18 APRIL 1925, Page 13

ARCHITECTURAL' NOTES

THE PANAMA CANAL

IT may reasonably be asked what connexion there can be between the Panama Canal and architecture. The answer is that, while, unfortunately, in this country there would have been no connexion, there exists at Panama the happiest possible marriage between the allied crafts of the engineer and the architect. In this country the attempts made to enter into such an alliance have not been happy. The engineer has been more successful when he has not had to .bother about the—to him—unessential flimflam with which the architect tries to cover his nakedness. The Forth Bridge shows the engineer at his best, and very good it is ; but who can defend the disorder and *wastefulness shown in the arrangement and lay-out of some of the vast engineering works to be found in our industrial districts ? But even worse is the pretentious ugliness of the railway bridge at the bottom of Ludgate Hill. And what can be said of the Tower Bridge ? How disastrous has been the irruption of the architect here. How much finer would have been steel or concrete towers than the present baronial erections which seem transported direct from some gloomy " hydro " in the Grampians.

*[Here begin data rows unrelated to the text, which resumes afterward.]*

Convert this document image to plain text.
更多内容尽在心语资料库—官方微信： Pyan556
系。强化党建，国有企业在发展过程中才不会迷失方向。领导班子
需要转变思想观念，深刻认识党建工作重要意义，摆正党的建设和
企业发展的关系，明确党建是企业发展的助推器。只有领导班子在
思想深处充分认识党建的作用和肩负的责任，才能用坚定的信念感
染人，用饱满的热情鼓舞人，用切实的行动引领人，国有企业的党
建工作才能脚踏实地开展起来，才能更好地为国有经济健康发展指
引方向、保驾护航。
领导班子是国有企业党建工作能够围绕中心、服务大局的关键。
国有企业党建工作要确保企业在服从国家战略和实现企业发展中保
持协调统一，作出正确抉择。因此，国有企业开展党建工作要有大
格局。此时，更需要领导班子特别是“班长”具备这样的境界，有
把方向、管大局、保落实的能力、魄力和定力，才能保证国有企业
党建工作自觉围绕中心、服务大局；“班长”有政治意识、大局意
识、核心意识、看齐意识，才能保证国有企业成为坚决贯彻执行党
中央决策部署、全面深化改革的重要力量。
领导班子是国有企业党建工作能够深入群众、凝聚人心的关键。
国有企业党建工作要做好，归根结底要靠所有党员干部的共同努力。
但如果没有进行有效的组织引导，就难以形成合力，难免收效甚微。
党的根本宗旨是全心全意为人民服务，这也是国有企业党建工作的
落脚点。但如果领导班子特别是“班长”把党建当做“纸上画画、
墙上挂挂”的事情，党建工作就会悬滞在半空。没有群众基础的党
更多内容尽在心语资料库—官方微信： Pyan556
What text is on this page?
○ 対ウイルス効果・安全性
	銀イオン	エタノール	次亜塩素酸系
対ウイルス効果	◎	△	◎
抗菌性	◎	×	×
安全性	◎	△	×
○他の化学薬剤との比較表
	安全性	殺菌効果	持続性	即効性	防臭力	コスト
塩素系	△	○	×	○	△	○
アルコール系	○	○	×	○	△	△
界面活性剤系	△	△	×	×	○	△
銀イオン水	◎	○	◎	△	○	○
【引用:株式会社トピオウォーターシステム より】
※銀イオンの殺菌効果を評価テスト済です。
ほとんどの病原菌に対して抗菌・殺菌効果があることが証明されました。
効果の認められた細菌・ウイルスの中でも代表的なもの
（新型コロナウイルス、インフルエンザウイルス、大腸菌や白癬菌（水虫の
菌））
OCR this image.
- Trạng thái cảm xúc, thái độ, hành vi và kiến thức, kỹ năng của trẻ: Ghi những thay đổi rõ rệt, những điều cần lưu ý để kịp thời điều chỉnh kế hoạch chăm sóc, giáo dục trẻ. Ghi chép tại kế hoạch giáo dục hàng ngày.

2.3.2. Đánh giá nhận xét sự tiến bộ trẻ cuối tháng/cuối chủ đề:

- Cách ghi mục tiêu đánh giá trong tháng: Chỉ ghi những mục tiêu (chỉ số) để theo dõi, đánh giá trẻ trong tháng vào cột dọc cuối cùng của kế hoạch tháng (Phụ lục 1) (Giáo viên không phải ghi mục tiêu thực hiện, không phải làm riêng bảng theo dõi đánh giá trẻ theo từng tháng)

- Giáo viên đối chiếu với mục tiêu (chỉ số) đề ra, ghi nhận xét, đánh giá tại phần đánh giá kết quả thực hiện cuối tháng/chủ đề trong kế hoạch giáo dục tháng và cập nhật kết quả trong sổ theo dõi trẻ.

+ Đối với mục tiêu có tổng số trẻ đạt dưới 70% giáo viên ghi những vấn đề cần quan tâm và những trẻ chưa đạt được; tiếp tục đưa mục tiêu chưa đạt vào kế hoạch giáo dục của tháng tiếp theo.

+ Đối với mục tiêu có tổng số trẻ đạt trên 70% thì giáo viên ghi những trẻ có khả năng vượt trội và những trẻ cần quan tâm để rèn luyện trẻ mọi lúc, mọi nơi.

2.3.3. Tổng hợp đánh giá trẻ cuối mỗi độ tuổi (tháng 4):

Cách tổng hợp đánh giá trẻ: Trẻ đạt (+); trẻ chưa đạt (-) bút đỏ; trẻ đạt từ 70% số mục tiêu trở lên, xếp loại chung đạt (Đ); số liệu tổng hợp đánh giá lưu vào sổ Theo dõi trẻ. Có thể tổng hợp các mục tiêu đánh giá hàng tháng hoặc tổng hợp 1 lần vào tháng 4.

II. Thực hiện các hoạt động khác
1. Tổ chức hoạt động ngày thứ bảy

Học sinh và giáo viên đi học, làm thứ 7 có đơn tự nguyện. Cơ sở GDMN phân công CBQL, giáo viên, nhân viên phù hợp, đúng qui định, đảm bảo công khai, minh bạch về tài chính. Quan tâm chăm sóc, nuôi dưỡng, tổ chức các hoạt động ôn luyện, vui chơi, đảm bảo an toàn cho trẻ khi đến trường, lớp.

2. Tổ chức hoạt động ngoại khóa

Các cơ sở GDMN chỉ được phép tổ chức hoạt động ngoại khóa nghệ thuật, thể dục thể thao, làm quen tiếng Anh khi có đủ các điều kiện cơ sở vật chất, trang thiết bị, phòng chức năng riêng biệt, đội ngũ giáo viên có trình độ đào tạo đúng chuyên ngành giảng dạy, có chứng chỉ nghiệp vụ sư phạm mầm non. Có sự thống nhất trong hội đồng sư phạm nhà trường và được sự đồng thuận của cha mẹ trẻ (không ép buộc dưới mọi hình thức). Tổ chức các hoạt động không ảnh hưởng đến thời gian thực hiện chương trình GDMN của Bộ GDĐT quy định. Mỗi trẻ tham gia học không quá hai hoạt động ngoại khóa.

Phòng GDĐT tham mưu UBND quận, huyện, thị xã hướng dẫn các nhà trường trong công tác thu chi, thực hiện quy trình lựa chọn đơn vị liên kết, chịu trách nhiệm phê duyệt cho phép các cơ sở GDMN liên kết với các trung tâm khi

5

The construction of the Panama Canal has been hailed as a triumph for the doctor and the engineer. The doctor comes first, as without his science the engineer could never have worked at all, and the former had finished the greater part of his share before the latter came on the scene. But to the final achievement, surely one of the greatest of the human spirit, the architect made a very conspicuous contribution.

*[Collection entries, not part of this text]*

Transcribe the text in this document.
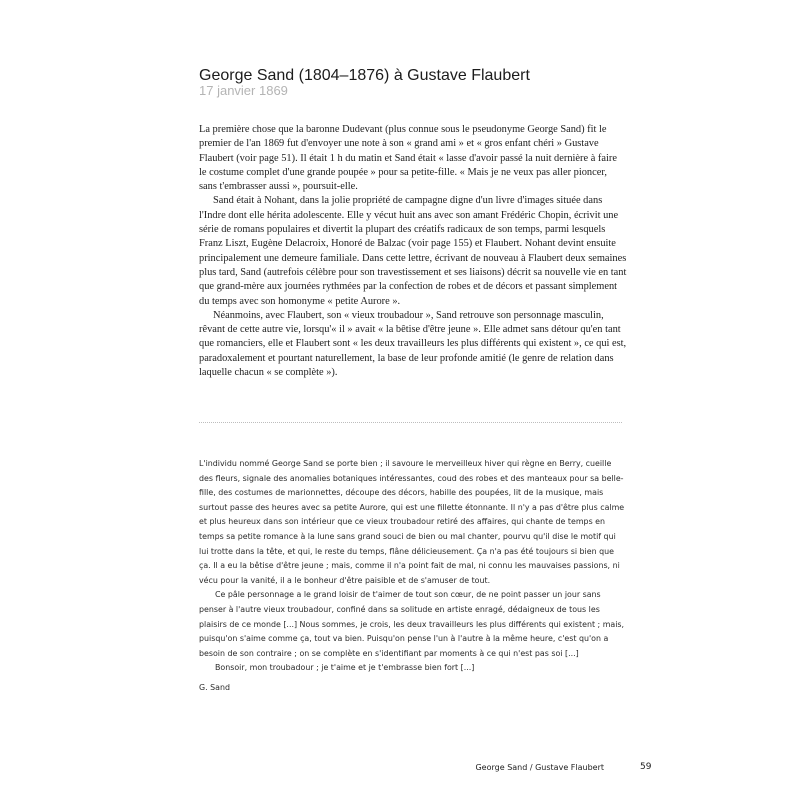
George Sand (1804–1876) à Gustave Flaubert
17 janvier 1869

La première chose que la baronne Dudevant (plus connue sous le pseudonyme George Sand) fit le premier de l'an 1869 fut d'envoyer une note à son « grand ami » et « gros enfant chéri » Gustave Flaubert (voir page 51). Il était 1 h du matin et Sand était « lasse d'avoir passé la nuit dernière à faire le costume complet d'une grande poupée » pour sa petite-fille. « Mais je ne veux pas aller pioncer, sans t'embrasser aussi », poursuit-elle.

Sand était à Nohant, dans la jolie propriété de campagne digne d'un livre d'images située dans l'Indre dont elle hérita adolescente. Elle y vécut huit ans avec son amant Frédéric Chopin, écrivit une série de romans populaires et divertit la plupart des créatifs radicaux de son temps, parmi lesquels Franz Liszt, Eugène Delacroix, Honoré de Balzac (voir page 155) et Flaubert. Nohant devint ensuite principalement une demeure familiale. Dans cette lettre, écrivant de nouveau à Flaubert deux semaines plus tard, Sand (autrefois célèbre pour son travestissement et ses liaisons) décrit sa nouvelle vie en tant que grand-mère aux journées rythmées par la confection de robes et de décors et passant simplement du temps avec son homonyme « petite Aurore ».

Néanmoins, avec Flaubert, son « vieux troubadour », Sand retrouve son personnage masculin, rêvant de cette autre vie, lorsqu'« il » avait « la bêtise d'être jeune ». Elle admet sans détour qu'en tant que romanciers, elle et Flaubert sont « les deux travailleurs les plus différents qui existent », ce qui est, paradoxalement et pourtant naturellement, la base de leur profonde amitié (le genre de relation dans laquelle chacun « se complète »).

L'individu nommé George Sand se porte bien ; il savoure le merveilleux hiver qui règne en Berry, cueille des fleurs, signale des anomalies botaniques intéressantes, coud des robes et des manteaux pour sa belle-fille, des costumes de marionnettes, découpe des décors, habille des poupées, lit de la musique, mais surtout passe des heures avec sa petite Aurore, qui est une fillette étonnante. Il n'y a pas d'être plus calme et plus heureux dans son intérieur que ce vieux troubadour retiré des affaires, qui chante de temps en temps sa petite romance à la lune sans grand souci de bien ou mal chanter, pourvu qu'il dise le motif qui lui trotte dans la tête, et qui, le reste du temps, flâne délicieusement. Ça n'a pas été toujours si bien que ça. Il a eu la bêtise d'être jeune ; mais, comme il n'a point fait de mal, ni connu les mauvaises passions, ni vécu pour la vanité, il a le bonheur d'être paisible et de s'amuser de tout.

Ce pâle personnage a le grand loisir de t'aimer de tout son cœur, de ne point passer un jour sans penser à l'autre vieux troubadour, confiné dans sa solitude en artiste enragé, dédaigneux de tous les plaisirs de ce monde [...] Nous sommes, je crois, les deux travailleurs les plus différents qui existent ; mais, puisqu'on s'aime comme ça, tout va bien. Puisqu'on pense l'un à l'autre à la même heure, c'est qu'on a besoin de son contraire ; on se complète en s'identifiant par moments à ce qui n'est pas soi [...]

Bonsoir, mon troubadour ; je t'aime et je t'embrasse bien fort [...]

G. Sand
George Sand / Gustave Flaubert	59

As is well known, the Canal has not been completed as a sea-level channel, as originally planned by Lesseps. For the greater part of its length its level is eighty-five feet above the ocean. The problems, therefore, which faced the constructors, once the route had been decided on, were (1) the damming up of the valley of the Chagres river to form the greater part of the channel ; (2) the cutting through of the continental divide ; and (3) the locks to raise vessels from the oceans to the level of the lake mentioned in No. (1). I am concerned in this article only with No. (3), and will concentrate on the Gatun Locks at the Atlantic end.

We have probably all witnessed the manoeuvring of large ships in confined spaces. We have seen ropes thrown from the ship to the land and vice versa. Such ropes are very often missed the first time and fall with a splash into the water. There is a clanging of bells from the telegraph on the bridge to the engine room. Men rush about and lower fenders made of rope to protect the ship's side when she bumps or might bump the jetty. There is much shouting. No matter with what miraculous accuracy the great ship is moved, the general impression made on the uninitiated is one of noise and confusion. At the Gatun I.ock the human element is completely suppressed. In less than half an hour and in complete silence the ship is raised eighty-five feet. She is dragged through the locks by engines running on a cogged track. There are three locks, each about one thousand feet long. There is a short wait in each lock as the water rises, and then the huge gates open and the ship continues her silent progress. Beyond a few sightseers no human being appears and no machinery is visible. There are two series of parallel locks. The space between the two is covered with mown grass. Beyond the finely designed concrete lamp standards there is nothing to break the flatness. Broad flights of steps rise from the level of one lock to the next, and the vista is closed by the fine control house whence the lock gates are opened by pressing an electric button. There is a workmanlike stateliness about this broad vista, flanked with the tall electric light standards and terminating in the high control house with its wide caves, which, in spite of the modernity of the details, is infused with the imperial spirit of ancient Rome. The vast machinery which opens and closes the gates is disposed underground, decently invisible as are such things as livers and kidneys.

The impression made by the passage of a ship through the Gatun Lock is tremendous. It is an exhilarating sight to see a hive of human bees each accomplishing its set task, but it is far more wonderful to see the tasks accomplished without the bees. The same feeling is excited in a far lesser degree by the passage of a big ship beneath the Tower Bridge. But that structure entirely lacks the " neatness and propriety "if such a prim, Jane Austenish expression be permissible in such surroundings—of the Gatun Lock, and consequently the raising of the bascules seems a small and human affair. The opening of the Canal lock-gates appears by comparison to be due to the interposition of wise and benevolent Robots. It is this titanic, superhuman quality which the art-concealing art of the architect has imparted to a great engineering undertaking. The Americans have given proof at the Panama Canal of the imagination which has not considered the merely utilitarian solution of the problem as sufficient. The care taken to eliminate all that was unessential and to hide all that it was unnecessary to show has not only produced orderliness and beauty ; it has resulted in an efficiency which impresses the technician as much as the ignorant. The particular greatness of the American people, that largeness of vision which sees that it sometimes pays to spend money on material things that bring in no material return, can nowhere be better appreciated than in this stupendous triumph of man over the hostile forces of nature. If we had built the Panama Canal ships would no doubt have passed with equal safety from ocean to ocean, but would we have bothered about the design of the electric light standards, and would we have provided every neg,ro employee's dwelling with a

bathroom ? I wonder. GERALD WELLEK.E.y.